Exciton ionization induced by intersubband absorption in nonpolar ZnO-ZnMgO quantum wells at room temperature

We present a systematic investigation of intersubband transitions in nonintentionally doped m-plane ZnO/ZnMgO quantum wells (QWs). The investigation is performed using photoinduced absorption spectroscopy at room temperature under optical pumping by a UV laser to generate electron-hole pairs. All samples exhibit TM-polarized intersubbandlike absorption resonances. However, the peak transition energy is largely blueshifted (>100 meV) with expectations from electronic quantum confinement simulations.
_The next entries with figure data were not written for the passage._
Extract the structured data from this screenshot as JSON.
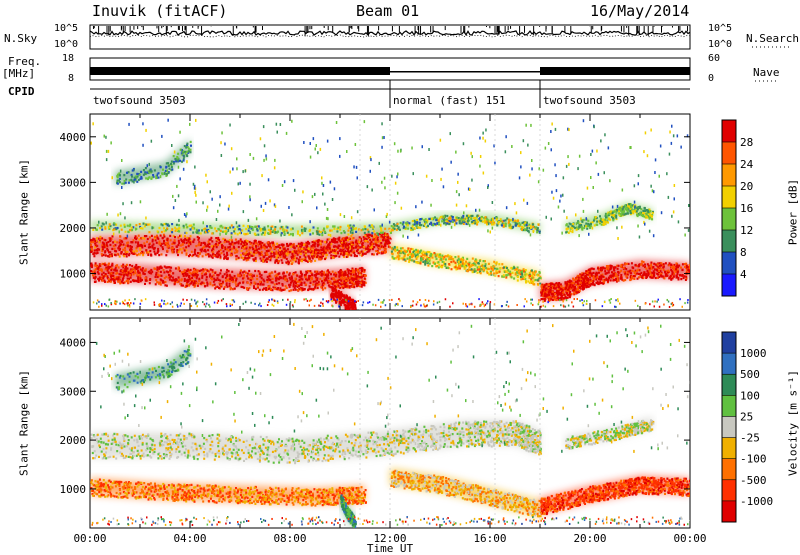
{
  "header": {
    "radar": "Inuvik (fitACF)",
    "beam": "Beam 01",
    "date": "16/May/2014"
  },
  "side_labels": {
    "nsky": "N.Sky",
    "freq": "Freq.",
    "freq_unit": "[MHz]",
    "cpid": "CPID",
    "nsearch": "N.Search",
    "nave": "Nave"
  },
  "panel_ticks": {
    "noise_left": [
      "10^5",
      "10^0"
    ],
    "noise_right": [
      "10^5",
      "10^0"
    ],
    "freq_left": [
      "18",
      "8"
    ],
    "nave_right": [
      "60",
      "0"
    ]
  },
  "cpid_segments": [
    {
      "label": "twofsound 3503",
      "start_h": 0,
      "end_h": 12
    },
    {
      "label": "normal (fast) 151",
      "start_h": 12,
      "end_h": 18
    },
    {
      "label": "twofsound 3503",
      "start_h": 18,
      "end_h": 24
    }
  ],
  "chart_data": [
    {
      "type": "heatmap",
      "name": "power-panel",
      "ylabel": "Slant Range [km]",
      "xlim": [
        0,
        24
      ],
      "ylim": [
        200,
        4500
      ],
      "yticks": [
        "1000",
        "2000",
        "3000",
        "4000"
      ],
      "colorbar": {
        "label": "Power [dB]",
        "ticks": [
          "28",
          "24",
          "20",
          "16",
          "12",
          "8",
          "4"
        ],
        "colors": [
          "#e00000",
          "#ff5500",
          "#ff9900",
          "#f2d000",
          "#6dc23a",
          "#3a8f5c",
          "#2050c0",
          "#1a1aff"
        ]
      }
    },
    {
      "type": "heatmap",
      "name": "velocity-panel",
      "ylabel": "Slant Range [km]",
      "xlabel": "Time UT",
      "xlim": [
        0,
        24
      ],
      "ylim": [
        200,
        4500
      ],
      "yticks": [
        "1000",
        "2000",
        "3000",
        "4000"
      ],
      "xticks": [
        "00:00",
        "04:00",
        "08:00",
        "12:00",
        "16:00",
        "20:00",
        "00:00"
      ],
      "colorbar": {
        "label": "Velocity [m s⁻¹]",
        "ticks": [
          "1000",
          "500",
          "100",
          "25",
          "-25",
          "-100",
          "-500",
          "-1000"
        ],
        "colors": [
          "#2040a0",
          "#3070c0",
          "#2e8b57",
          "#60c040",
          "#c8c8c0",
          "#f0b000",
          "#ff7000",
          "#ff3000",
          "#e00000"
        ]
      }
    }
  ]
}
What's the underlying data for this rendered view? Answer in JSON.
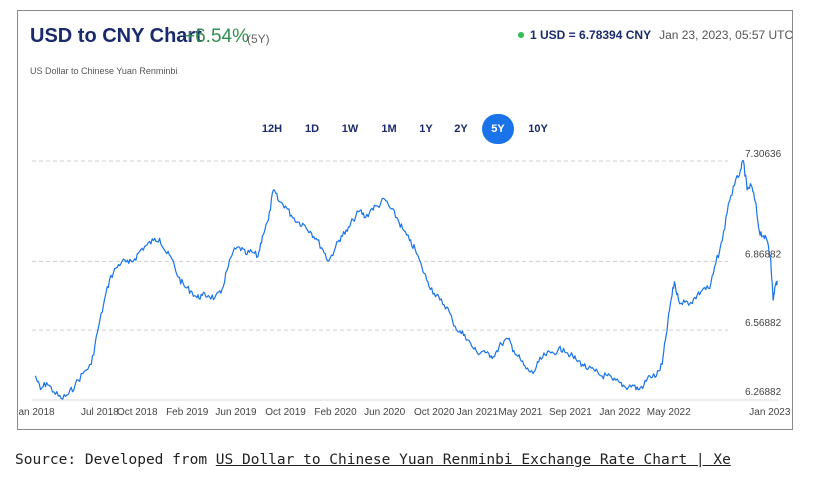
{
  "header": {
    "title": "USD to CNY Chart",
    "change": "+6.54%",
    "period": "(5Y)",
    "subtitle": "US Dollar to Chinese Yuan Renminbi",
    "rate": "1 USD = 6.78394 CNY",
    "timestamp": "Jan 23, 2023, 05:57 UTC"
  },
  "colors": {
    "line": "#1a73e8",
    "title": "#1a2b6d",
    "change": "#2f8f4e",
    "live_dot": "#2fbf52",
    "active_tab": "#1a73e8"
  },
  "tabs": {
    "items": [
      "12H",
      "1D",
      "1W",
      "1M",
      "1Y",
      "2Y",
      "5Y",
      "10Y"
    ],
    "active": "5Y"
  },
  "source": {
    "prefix": "Source: Developed from ",
    "link_text": "US Dollar to Chinese Yuan Renminbi Exchange Rate Chart | Xe"
  },
  "chart_data": {
    "type": "line",
    "title": "USD to CNY Chart",
    "xlabel": "",
    "ylabel": "",
    "x_ticks": [
      "Jan 2018",
      "Jul 2018",
      "Oct 2018",
      "Feb 2019",
      "Jun 2019",
      "Oct 2019",
      "Feb 2020",
      "Jun 2020",
      "Oct 2020",
      "Jan 2021",
      "May 2021",
      "Sep 2021",
      "Jan 2022",
      "May 2022",
      "Jan 2023"
    ],
    "y_ticks": [
      "6.26882",
      "6.56882",
      "6.86882",
      "7.30636"
    ],
    "y_tick_values": [
      6.26882,
      6.56882,
      6.86882,
      7.30636
    ],
    "ylim": [
      6.26882,
      7.30636
    ],
    "grid": "horizontal dashed",
    "series": [
      {
        "values": [
          [
            "2018-01-23",
            6.37
          ],
          [
            "2018-02-05",
            6.31
          ],
          [
            "2018-02-20",
            6.34
          ],
          [
            "2018-03-10",
            6.3
          ],
          [
            "2018-03-28",
            6.27
          ],
          [
            "2018-04-15",
            6.29
          ],
          [
            "2018-05-01",
            6.33
          ],
          [
            "2018-05-20",
            6.38
          ],
          [
            "2018-06-10",
            6.42
          ],
          [
            "2018-06-25",
            6.56
          ],
          [
            "2018-07-10",
            6.68
          ],
          [
            "2018-07-25",
            6.79
          ],
          [
            "2018-08-10",
            6.84
          ],
          [
            "2018-08-25",
            6.87
          ],
          [
            "2018-09-10",
            6.86
          ],
          [
            "2018-09-25",
            6.88
          ],
          [
            "2018-10-10",
            6.92
          ],
          [
            "2018-10-25",
            6.94
          ],
          [
            "2018-11-10",
            6.96
          ],
          [
            "2018-11-25",
            6.97
          ],
          [
            "2018-12-10",
            6.91
          ],
          [
            "2018-12-25",
            6.88
          ],
          [
            "2019-01-10",
            6.8
          ],
          [
            "2019-01-25",
            6.76
          ],
          [
            "2019-02-10",
            6.74
          ],
          [
            "2019-02-25",
            6.71
          ],
          [
            "2019-03-10",
            6.72
          ],
          [
            "2019-03-25",
            6.72
          ],
          [
            "2019-04-10",
            6.71
          ],
          [
            "2019-04-25",
            6.73
          ],
          [
            "2019-05-10",
            6.83
          ],
          [
            "2019-05-25",
            6.91
          ],
          [
            "2019-06-10",
            6.93
          ],
          [
            "2019-06-25",
            6.9
          ],
          [
            "2019-07-10",
            6.91
          ],
          [
            "2019-07-25",
            6.89
          ],
          [
            "2019-08-05",
            6.98
          ],
          [
            "2019-08-20",
            7.05
          ],
          [
            "2019-09-01",
            7.18
          ],
          [
            "2019-09-15",
            7.13
          ],
          [
            "2019-10-01",
            7.11
          ],
          [
            "2019-10-15",
            7.07
          ],
          [
            "2019-11-01",
            7.04
          ],
          [
            "2019-11-15",
            7.03
          ],
          [
            "2019-12-01",
            7.0
          ],
          [
            "2019-12-15",
            6.97
          ],
          [
            "2020-01-01",
            6.92
          ],
          [
            "2020-01-15",
            6.87
          ],
          [
            "2020-02-01",
            6.93
          ],
          [
            "2020-02-15",
            6.98
          ],
          [
            "2020-03-01",
            7.0
          ],
          [
            "2020-03-15",
            7.05
          ],
          [
            "2020-04-01",
            7.09
          ],
          [
            "2020-04-15",
            7.06
          ],
          [
            "2020-05-01",
            7.1
          ],
          [
            "2020-05-15",
            7.11
          ],
          [
            "2020-06-01",
            7.14
          ],
          [
            "2020-06-15",
            7.1
          ],
          [
            "2020-07-01",
            7.06
          ],
          [
            "2020-07-15",
            7.01
          ],
          [
            "2020-08-01",
            6.96
          ],
          [
            "2020-08-15",
            6.92
          ],
          [
            "2020-09-01",
            6.84
          ],
          [
            "2020-09-15",
            6.78
          ],
          [
            "2020-10-01",
            6.73
          ],
          [
            "2020-10-15",
            6.7
          ],
          [
            "2020-11-01",
            6.67
          ],
          [
            "2020-11-15",
            6.61
          ],
          [
            "2020-12-01",
            6.56
          ],
          [
            "2020-12-15",
            6.55
          ],
          [
            "2021-01-01",
            6.5
          ],
          [
            "2021-01-15",
            6.47
          ],
          [
            "2021-02-01",
            6.48
          ],
          [
            "2021-02-15",
            6.45
          ],
          [
            "2021-03-01",
            6.47
          ],
          [
            "2021-03-15",
            6.51
          ],
          [
            "2021-04-01",
            6.53
          ],
          [
            "2021-04-15",
            6.48
          ],
          [
            "2021-05-01",
            6.44
          ],
          [
            "2021-05-15",
            6.4
          ],
          [
            "2021-06-01",
            6.38
          ],
          [
            "2021-06-15",
            6.43
          ],
          [
            "2021-07-01",
            6.46
          ],
          [
            "2021-07-15",
            6.47
          ],
          [
            "2021-08-01",
            6.48
          ],
          [
            "2021-08-15",
            6.49
          ],
          [
            "2021-09-01",
            6.46
          ],
          [
            "2021-09-15",
            6.44
          ],
          [
            "2021-10-01",
            6.42
          ],
          [
            "2021-10-15",
            6.4
          ],
          [
            "2021-11-01",
            6.39
          ],
          [
            "2021-11-15",
            6.37
          ],
          [
            "2021-12-01",
            6.37
          ],
          [
            "2021-12-15",
            6.35
          ],
          [
            "2022-01-01",
            6.34
          ],
          [
            "2022-01-15",
            6.32
          ],
          [
            "2022-02-01",
            6.33
          ],
          [
            "2022-02-15",
            6.31
          ],
          [
            "2022-03-01",
            6.33
          ],
          [
            "2022-03-15",
            6.37
          ],
          [
            "2022-04-01",
            6.37
          ],
          [
            "2022-04-15",
            6.42
          ],
          [
            "2022-04-25",
            6.55
          ],
          [
            "2022-05-05",
            6.68
          ],
          [
            "2022-05-15",
            6.78
          ],
          [
            "2022-05-25",
            6.7
          ],
          [
            "2022-06-10",
            6.69
          ],
          [
            "2022-06-25",
            6.69
          ],
          [
            "2022-07-10",
            6.72
          ],
          [
            "2022-07-25",
            6.75
          ],
          [
            "2022-08-10",
            6.75
          ],
          [
            "2022-08-25",
            6.86
          ],
          [
            "2022-09-10",
            6.96
          ],
          [
            "2022-09-25",
            7.12
          ],
          [
            "2022-10-10",
            7.2
          ],
          [
            "2022-10-25",
            7.27
          ],
          [
            "2022-11-01",
            7.30636
          ],
          [
            "2022-11-10",
            7.18
          ],
          [
            "2022-11-20",
            7.2
          ],
          [
            "2022-11-30",
            7.13
          ],
          [
            "2022-12-10",
            7.0
          ],
          [
            "2022-12-20",
            6.98
          ],
          [
            "2022-12-31",
            6.95
          ],
          [
            "2023-01-07",
            6.88
          ],
          [
            "2023-01-13",
            6.7
          ],
          [
            "2023-01-18",
            6.76
          ],
          [
            "2023-01-23",
            6.78394
          ]
        ]
      }
    ]
  }
}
Based on calculations of the exciton binding energies, we attribute the photoinduced absorption at room temperature to the dissociation of hh1-e1 excitons towards free carriers in the e2 state and not to hh1-e1 to hh1-e2 excitonic transitions induced by the intersubband absorption as previously stated by Olszakier [Phys. Rev. Lett. 62, 2997 (1989)10.1103/PhysRevLett.62.2997]. This effect is a consequence of the huge binding energy of excitons in the ZnO material system, which is further enhanced in QWs due to the quantum confinement. This may pave the way for a better understanding of semiconductors' excitonic processes as well as for developing intersubband devices with a blueshifted operating range.